Luckily each of these students were able to continue crossing and make their way to class with little effect towards the rest of their day. However, for junior Alimat-Shadiyat Akintola, this was not the case. Akintola recalls a time when she almost got hit herself. 

“Last year I almost got hit by a car to the point where the person had to come around and apologize for almost hitting me. And ever since then I have a trauma crossing the street by myself and I have to wait for other people to cross with me or I get anxious,” stated Akintola.

Because of her incident last school year, something Akintola’s AP U.S. History teacher, Ryan White, recently said really hit home with her. White, explained the way that people who experienced heavy traumas, such as 9/11, have a tendency to vividly remember their traumatic memories. Akintola resonated with what White said while thinking of almost getting hit herself. 

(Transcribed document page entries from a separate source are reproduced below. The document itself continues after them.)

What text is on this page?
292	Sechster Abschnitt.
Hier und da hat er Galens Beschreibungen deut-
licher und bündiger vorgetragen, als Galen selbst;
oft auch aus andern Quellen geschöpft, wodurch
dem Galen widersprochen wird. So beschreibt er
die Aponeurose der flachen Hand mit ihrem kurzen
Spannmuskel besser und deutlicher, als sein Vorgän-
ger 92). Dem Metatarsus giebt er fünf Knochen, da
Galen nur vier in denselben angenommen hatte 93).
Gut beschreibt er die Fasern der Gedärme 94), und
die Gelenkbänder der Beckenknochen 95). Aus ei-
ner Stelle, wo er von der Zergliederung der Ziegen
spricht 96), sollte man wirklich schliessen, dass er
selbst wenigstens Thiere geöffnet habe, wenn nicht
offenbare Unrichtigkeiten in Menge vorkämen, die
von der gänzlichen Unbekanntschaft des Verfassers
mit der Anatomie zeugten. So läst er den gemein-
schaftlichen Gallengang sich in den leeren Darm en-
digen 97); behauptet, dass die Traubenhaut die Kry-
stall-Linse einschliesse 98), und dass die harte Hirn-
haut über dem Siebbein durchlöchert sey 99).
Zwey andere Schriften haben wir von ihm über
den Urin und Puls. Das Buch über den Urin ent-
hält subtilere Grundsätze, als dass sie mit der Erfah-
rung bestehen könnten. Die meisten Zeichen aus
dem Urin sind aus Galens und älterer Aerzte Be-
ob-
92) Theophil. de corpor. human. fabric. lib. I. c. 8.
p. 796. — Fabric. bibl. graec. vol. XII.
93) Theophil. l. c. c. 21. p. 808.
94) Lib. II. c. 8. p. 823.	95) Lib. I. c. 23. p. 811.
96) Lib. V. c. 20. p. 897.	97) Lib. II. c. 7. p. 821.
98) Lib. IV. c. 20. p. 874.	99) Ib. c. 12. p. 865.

“Mr. White was talking about how moments of trauma that have a big impact on you can still be remembered like they were yesterday. Even though it was last year that I almost got hit I can still remember it vividly. I can remember the way I jumped, what I was wearing, I can remember the color of the car, what the guy was doing in his car, what he looked like, his daughter sitting beside him. It was a black sports car and I was about to get his license plate but he drove off too quickly. I even held my palms out and the lights were really bright since it was so dark in the morning,” stated Akintola. 

Akintola now questions what might have happened if the driver never stopped.  

“I was scared. I just kept thinking, what if I got hit by that car? Who knows, because I like to dance, I could have been paralyzed or it could have just ruined my life. It could have been such a bad hit because he was going so fast, anyone could tell that he was speeding as if he wasn’t in a school zone.”

These traumatic events stay with students. The truth is that many students believe that what happened last week not a surprise, and the new question arises, what more has to happen before that road is made truly safer?